The Marc Jacobs collection is a high point of the show calendar, and not just because the designer's front row is always packed with celebrities (this time: P. Diddy, Liv Tyler, Kristin Davis, Claire Danes, and regulars like Michelle Hicks, Anna Sui, and Helena Christensen). Jacobs has firmly established himself as fashion's bellwether, with an audience that looks to him to pluck out the prevailing trends and decree them relevant.
This season, Jacobs is clearly feeling very mod. His show, set to churning punk rock (X-Ray Spex's "Oh Bondage" kicked off the soundtrack), was a color-splashed paean to pop, with overt references to the sixties space-age designs of Courrèges, Paco Rabanne, and Rudi Gernreich. Minidresses and jumpers in various patchwork combinations of orange, blue, beige, white, pink, violet, and red came dashing down the runway, detailed with felted seams and circle pockets and worn with contrasting hose and sweet little pumps. His silver fur-trimmed parka and boxy wool jackets are destined to displace the peacoat as next season's must-have outerwear.

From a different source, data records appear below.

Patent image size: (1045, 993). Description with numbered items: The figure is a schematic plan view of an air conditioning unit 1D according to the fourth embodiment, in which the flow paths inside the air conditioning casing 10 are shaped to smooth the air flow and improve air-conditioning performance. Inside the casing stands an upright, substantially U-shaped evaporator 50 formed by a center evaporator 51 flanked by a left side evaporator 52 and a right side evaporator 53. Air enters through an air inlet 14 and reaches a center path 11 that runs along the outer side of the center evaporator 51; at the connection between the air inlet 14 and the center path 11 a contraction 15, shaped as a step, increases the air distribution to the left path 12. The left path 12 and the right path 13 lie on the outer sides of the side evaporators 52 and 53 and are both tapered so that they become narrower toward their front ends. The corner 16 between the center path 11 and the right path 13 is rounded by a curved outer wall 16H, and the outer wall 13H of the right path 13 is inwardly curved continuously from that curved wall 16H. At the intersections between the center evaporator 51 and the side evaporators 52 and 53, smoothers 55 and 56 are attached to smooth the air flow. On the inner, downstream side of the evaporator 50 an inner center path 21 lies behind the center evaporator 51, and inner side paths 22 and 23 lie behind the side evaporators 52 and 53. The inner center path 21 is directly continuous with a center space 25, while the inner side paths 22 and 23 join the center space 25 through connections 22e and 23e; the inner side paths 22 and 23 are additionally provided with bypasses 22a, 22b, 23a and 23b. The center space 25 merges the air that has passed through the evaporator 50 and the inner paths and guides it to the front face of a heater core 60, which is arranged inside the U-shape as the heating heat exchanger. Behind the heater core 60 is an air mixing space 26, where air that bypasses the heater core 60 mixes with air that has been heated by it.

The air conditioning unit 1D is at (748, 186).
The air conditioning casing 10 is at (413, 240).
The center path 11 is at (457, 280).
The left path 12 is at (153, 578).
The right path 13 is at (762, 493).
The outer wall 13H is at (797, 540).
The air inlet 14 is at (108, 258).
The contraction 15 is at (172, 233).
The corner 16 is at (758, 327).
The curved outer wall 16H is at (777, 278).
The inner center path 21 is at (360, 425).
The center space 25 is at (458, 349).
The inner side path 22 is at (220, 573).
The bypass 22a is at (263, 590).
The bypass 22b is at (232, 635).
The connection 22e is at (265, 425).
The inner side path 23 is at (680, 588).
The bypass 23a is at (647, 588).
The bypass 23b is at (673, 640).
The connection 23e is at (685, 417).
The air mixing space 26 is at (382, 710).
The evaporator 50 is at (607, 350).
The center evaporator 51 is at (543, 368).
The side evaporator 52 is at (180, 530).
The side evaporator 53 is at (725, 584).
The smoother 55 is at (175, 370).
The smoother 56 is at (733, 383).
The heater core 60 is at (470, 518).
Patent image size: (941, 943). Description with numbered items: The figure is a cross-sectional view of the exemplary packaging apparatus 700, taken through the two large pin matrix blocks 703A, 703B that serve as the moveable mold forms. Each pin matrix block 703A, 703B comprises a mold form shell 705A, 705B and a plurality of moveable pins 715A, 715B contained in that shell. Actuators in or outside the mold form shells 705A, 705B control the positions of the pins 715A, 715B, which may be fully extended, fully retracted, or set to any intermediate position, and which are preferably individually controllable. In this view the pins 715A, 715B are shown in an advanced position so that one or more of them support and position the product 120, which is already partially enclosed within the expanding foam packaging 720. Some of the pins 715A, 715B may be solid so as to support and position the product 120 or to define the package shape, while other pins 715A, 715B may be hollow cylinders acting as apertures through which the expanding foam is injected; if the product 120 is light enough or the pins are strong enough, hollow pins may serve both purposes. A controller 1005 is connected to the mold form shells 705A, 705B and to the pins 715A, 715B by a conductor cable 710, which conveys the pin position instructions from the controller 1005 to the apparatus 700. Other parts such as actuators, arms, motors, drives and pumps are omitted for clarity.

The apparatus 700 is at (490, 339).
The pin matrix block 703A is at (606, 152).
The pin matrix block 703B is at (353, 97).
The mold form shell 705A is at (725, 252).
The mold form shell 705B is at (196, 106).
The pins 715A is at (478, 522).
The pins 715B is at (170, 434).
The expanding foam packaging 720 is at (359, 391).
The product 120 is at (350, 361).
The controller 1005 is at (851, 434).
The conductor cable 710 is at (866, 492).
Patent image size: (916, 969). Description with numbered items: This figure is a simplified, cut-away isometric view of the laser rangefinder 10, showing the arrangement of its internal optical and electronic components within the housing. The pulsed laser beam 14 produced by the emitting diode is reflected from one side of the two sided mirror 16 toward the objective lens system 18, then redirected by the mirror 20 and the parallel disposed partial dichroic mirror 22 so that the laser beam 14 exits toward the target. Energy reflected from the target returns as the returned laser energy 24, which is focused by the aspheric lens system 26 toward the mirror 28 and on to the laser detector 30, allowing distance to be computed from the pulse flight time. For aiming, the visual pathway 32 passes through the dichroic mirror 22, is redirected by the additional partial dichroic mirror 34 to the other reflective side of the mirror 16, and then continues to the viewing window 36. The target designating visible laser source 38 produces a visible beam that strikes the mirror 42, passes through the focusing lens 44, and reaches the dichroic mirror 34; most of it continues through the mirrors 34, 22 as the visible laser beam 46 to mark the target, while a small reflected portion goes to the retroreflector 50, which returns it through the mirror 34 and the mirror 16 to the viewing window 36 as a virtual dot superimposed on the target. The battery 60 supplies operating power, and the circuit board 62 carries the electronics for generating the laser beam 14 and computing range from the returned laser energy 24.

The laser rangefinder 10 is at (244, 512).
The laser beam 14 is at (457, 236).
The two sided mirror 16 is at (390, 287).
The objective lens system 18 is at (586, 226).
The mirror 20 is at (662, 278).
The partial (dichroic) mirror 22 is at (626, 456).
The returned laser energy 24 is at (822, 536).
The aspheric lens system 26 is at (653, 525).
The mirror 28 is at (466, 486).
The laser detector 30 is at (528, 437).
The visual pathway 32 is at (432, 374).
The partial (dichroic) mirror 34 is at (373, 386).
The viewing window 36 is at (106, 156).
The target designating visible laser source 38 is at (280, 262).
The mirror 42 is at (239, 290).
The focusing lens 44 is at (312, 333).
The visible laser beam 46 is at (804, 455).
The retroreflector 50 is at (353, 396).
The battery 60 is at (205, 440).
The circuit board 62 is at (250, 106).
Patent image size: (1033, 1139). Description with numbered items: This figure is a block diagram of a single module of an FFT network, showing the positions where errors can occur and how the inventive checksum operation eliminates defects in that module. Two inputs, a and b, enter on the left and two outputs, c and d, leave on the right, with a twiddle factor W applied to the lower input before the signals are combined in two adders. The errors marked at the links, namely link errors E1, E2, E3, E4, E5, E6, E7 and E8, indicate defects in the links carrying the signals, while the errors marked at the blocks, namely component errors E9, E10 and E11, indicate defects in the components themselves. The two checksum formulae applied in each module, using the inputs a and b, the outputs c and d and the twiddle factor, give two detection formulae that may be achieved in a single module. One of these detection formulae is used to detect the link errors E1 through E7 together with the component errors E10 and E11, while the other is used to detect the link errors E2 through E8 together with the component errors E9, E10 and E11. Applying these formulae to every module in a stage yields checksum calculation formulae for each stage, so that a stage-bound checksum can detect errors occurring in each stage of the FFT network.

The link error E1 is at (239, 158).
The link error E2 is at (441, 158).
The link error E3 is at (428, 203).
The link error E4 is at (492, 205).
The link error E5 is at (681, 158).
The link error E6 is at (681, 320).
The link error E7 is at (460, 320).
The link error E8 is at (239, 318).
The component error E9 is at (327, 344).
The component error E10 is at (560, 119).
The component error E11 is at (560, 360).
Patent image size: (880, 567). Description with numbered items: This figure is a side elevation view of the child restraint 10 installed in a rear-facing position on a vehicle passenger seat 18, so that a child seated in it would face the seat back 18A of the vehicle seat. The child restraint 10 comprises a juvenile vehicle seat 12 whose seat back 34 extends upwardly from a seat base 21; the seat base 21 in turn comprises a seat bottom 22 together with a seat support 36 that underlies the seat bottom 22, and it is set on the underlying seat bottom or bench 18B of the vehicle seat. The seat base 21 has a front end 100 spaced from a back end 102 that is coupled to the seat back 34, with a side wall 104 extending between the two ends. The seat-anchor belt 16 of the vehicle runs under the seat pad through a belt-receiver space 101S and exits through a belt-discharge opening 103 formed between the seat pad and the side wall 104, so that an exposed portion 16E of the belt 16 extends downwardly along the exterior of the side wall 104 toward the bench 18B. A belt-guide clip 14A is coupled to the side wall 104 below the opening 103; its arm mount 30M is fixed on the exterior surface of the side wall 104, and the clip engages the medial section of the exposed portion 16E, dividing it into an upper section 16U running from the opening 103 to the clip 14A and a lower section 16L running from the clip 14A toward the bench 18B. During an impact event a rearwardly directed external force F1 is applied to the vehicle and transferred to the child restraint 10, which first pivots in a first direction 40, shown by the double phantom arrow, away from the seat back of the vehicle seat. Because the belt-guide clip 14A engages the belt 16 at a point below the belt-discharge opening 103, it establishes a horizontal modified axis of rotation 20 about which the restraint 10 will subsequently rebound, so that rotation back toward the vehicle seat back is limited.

Even the evening looks kept the beat. Jacobs showed black and white satin minis with piped seams, as well as a few literally swinging dresses featuring ropes of giant sequins or slashed fabric sewn into a drooping bell. It was cheerful and chock-full of energy and color; but all the literal references to past fashions verged on re-creation, rather than the renewal for which Jacobs is justly famous.